Abstract
Borderline ovarian tumours (BOTs), ovarian endometriomas, and well-differentiated ovarian carcinoma may present with overlapping clinical and imaging features, yet their prognostic implications and surgical planning differ markedly. Diagnostic errors commonly arise when haemorrhagic or fibrous benign lesions mimic solid tumour, or when early malignant transformation within endometriosis manifests as subtle mural change.
Aim of this work was to provide a pragmatic, stepwise, imaging-pathology differential diagnosis framework for distinguishing BOTs, endometriomas, and well-differentiated ovarian carcinoma, emphasising reproducible discriminators and common pitfalls.
Material
and Methods. A narrative review was conducted in PubMed/MEDLINE and supplemented by reference-chaining.

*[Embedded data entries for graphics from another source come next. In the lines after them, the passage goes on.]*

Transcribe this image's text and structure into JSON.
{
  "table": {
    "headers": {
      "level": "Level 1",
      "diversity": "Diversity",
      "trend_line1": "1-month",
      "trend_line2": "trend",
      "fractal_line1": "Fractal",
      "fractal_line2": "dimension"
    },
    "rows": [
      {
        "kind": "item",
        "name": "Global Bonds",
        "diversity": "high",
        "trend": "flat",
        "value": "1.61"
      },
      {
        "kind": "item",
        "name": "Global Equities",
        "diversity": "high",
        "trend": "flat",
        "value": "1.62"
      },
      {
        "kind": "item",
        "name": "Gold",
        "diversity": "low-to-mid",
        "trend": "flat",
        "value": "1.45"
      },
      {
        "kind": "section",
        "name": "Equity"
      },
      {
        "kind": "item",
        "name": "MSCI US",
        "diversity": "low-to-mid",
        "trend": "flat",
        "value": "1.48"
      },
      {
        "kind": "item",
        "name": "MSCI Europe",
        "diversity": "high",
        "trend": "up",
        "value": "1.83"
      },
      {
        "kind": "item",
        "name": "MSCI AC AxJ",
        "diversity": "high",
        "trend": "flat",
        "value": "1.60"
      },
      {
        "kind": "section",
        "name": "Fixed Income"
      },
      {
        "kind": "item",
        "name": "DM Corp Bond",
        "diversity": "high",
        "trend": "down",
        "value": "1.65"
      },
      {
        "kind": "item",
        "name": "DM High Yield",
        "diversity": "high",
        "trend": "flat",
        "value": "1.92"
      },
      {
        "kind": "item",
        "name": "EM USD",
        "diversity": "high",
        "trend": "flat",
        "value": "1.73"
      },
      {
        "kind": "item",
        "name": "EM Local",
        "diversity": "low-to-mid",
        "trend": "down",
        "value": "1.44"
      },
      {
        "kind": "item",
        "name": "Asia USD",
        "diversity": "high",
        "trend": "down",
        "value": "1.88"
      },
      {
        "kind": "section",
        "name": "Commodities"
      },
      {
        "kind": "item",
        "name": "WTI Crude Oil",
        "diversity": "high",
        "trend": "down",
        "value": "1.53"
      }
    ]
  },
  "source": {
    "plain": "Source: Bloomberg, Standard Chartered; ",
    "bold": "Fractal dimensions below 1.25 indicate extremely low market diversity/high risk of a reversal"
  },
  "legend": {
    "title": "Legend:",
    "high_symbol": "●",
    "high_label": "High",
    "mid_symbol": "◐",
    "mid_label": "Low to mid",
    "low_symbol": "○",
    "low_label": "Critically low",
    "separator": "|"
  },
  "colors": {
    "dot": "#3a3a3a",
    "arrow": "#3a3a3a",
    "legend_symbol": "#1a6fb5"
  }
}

Search terms included "borderline ovarian tumour", "serous borderline tumour", "mucinous borderline tumour", "endometrioma", "endometriosis-associated ovarian cancer", "low-grade serous carcinoma", "endometrioid ovarian carcinoma", "ultrasound", "MRI", "diffusion-weighted imaging", "dynamic contrast enhancement", and "O-RADS". Priority was given to consensus systems and comparative imaging literature from 2019-2025, supplemented by seminal earlier studies defining enduring diagnostic signs.
Results
and Discussion. A practical differential diagnosis requires integration of 1) clinical risk context (age, menopausal status, endometriosis history), 2) first-line ultrasound morphology and vascularity, and 3) MRI problem-solving with diffusion and post-contrast assessment. O-RADS MRI provides a reproducible framework centred on enhancing solid tissue, diffusion restriction and enhancement characteristics. Typical endometriomas show T1 hyperintensity and T2 shading without enhancing solid tissue; malignant transformation is suggested by new enhancing mural nodules and diffusion-restricted solid components. BOTs often demonstrate papillary projections; well-differentiated carcinoma more often shows more convincing solid tissue and restricted diffusion, although overlap persists and histology remains definitive.
Conclusions. Standardised reporting (O-RADS) combined with MRI confirmation of true enhancement and multidisciplinary imaging-pathology correlation reduces misclassification. Key pitfalls include clot-related "pseudo-nodules", decidualised endometrioma and fibrous benign tumours such as cystadenofibroma.